The next week, as I prepared for chemotherapy, my wife smiled and handed me a handmade card, colored bright with crayons and signed by a 15-year-old girl with Down syndrome in our congregation. My tears flowed as I read the top:

“Get well soon! Jesus loves you! God is bigger than cancer!”

My tears were a mingling of grief and joy. Yes, God is bigger than cancer, and bigger than my cancer! The girl in my church wasn’t denying that the path of my future seemed to be narrowing, hidden beneath the fog of a diagnosis. But she testified that God is greater: The God made known in Jesus Christ shows us that “the light shines in the darkness, and the darkness has not overcome it” (John 1:5).

In my tears, I relished the fact that in the body of Christ theological truths are not a commodity trafficked and controlled by theology professors like myself. God is bigger than cancer, period.

Does God Owe Me 80 Years?

As I learned more details about my diagnosis, I realized that overnight my expected lifespan had been chopped by decades. This news reinforced my gratitude for each breath and the gift of every moment—the opportunity to hug my children, to cherish my wife, to labor in my vocation for God’s glory.
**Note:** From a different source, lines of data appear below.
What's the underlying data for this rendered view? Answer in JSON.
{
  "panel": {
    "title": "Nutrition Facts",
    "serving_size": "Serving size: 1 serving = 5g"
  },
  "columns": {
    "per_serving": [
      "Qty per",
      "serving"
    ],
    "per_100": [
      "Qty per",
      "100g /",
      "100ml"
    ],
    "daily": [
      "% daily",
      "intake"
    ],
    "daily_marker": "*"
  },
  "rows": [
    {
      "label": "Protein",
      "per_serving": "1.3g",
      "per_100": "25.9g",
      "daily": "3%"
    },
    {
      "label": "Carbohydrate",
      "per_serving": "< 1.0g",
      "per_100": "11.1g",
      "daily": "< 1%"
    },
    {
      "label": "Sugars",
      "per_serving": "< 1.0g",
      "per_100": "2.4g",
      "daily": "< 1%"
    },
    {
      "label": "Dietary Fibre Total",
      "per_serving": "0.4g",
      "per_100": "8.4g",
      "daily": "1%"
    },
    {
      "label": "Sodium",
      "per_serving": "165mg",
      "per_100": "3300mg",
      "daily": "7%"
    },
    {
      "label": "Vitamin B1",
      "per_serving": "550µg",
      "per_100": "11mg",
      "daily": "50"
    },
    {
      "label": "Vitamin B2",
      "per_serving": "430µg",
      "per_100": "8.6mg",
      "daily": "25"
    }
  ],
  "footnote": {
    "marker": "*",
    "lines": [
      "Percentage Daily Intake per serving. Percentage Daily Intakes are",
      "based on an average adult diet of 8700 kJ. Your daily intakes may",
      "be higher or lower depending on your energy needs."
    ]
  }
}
Cancer changes your perception of life. Each day comes to us as a gift from the gracious hand of God—whether it is the last day of a short life or the first day of a long and healthy life. But living into the reality that each day is a gift also involves coming to recognize a stark, biblical truth that is deeply countercultural: God is not our debtor.

Surely God is not capricious or untrustworthy. God has disclosed himself as gracious in his dealings with creation, with Israel and, most fully, in Jesus Christ. The Triune God binds himself to covenant promises that include, envelop and hold us in a communion that sin and death cannot break. God is faithful to these promises, fulfilled in Jesus Christ.

But this does not mean life is “fair,” or that we are shielded from all of the present consequences of sin and death. God is not our debtor. He does not “owe” us a certain number of requisite years of life.

God does not “owe” us a certain number of requisite years of life.

Christ promised to never leave us as orphans (John 14:18).